Le mouvement sioniste et la genèse de l’État israélien
Le 29 novembre 1947, trente-trois pays votent à l’ONU le partage de la Palestine en deux États : l’un arabe, l’autre juif. Le 14 mai 1948, l’État d’Israël est proclamé. Trente ans avant, en 1917, le ministre britannique des Affaires étrangères, Balfour, déclare qu’il « envisage favorablement l’établissement en Palestine d’un foyer national pour le peuple juif ». Il qualifie la Palestine de « terre sans peuple pour un peuple sans terre »… Il y a à l’époque 1 million de Palestiniens. C’est de leur négation que naît l’État sioniste. Comme l’écrira Arthur Koestler, « une nation a solennellement promis à une seconde le territoire d’une troisième. »

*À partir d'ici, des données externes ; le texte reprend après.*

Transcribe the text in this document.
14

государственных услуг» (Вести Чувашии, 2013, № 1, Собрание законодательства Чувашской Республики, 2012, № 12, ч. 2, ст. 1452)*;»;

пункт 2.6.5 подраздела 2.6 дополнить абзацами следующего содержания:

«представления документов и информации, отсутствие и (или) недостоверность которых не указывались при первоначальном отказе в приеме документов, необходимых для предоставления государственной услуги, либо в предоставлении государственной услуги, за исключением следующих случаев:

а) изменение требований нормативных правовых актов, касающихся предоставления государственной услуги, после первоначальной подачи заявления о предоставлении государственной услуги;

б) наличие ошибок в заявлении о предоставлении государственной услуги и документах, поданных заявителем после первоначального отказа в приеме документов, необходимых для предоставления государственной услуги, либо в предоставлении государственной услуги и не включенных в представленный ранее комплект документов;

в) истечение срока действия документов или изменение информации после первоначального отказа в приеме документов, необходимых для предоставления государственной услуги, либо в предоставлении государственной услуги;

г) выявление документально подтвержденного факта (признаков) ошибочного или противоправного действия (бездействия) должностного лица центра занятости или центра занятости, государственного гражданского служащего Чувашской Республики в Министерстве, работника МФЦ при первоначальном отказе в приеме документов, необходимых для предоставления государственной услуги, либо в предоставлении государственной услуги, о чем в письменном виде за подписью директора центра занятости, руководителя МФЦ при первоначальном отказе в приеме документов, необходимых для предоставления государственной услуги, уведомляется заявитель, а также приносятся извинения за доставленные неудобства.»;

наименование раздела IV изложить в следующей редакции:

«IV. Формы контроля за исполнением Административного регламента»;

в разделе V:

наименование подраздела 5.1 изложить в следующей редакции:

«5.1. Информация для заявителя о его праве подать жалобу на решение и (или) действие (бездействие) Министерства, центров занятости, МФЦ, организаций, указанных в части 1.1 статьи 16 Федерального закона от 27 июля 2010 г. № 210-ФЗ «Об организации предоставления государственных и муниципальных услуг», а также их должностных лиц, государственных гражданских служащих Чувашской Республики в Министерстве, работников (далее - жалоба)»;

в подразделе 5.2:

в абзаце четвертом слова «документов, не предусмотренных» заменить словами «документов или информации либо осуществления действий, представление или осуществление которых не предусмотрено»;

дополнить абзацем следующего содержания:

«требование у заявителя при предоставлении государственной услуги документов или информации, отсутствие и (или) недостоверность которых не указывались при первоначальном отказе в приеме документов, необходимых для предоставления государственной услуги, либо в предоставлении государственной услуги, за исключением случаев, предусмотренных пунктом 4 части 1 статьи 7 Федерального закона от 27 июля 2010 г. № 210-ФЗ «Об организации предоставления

Le mouvement sioniste est né en Europe au 19ème siècle, alors que l’antisémitisme se propage. Pourtant, c’est un mouvement très minoritaire : les ouvriers juifs sont très actifs dans le mouvement ouvrier socialiste et internationaliste. Ils n’envisagent pas leur émancipation par la séparation ou le retour vers une pseudo-« terre promise ». D’ailleurs, les sionistes n’ont pas non plus de base religieuse. Ils n’envisagent la Palestine comme lieu d’implantation qu’après avoir compris que cela leur apporterait le soutien des puissances coloniales européennes. L’État qu’ils vont créer sera « une base avancée de la civilisation dans l’Orient barbare », selon les mots de Herzl, un dirigeant sioniste.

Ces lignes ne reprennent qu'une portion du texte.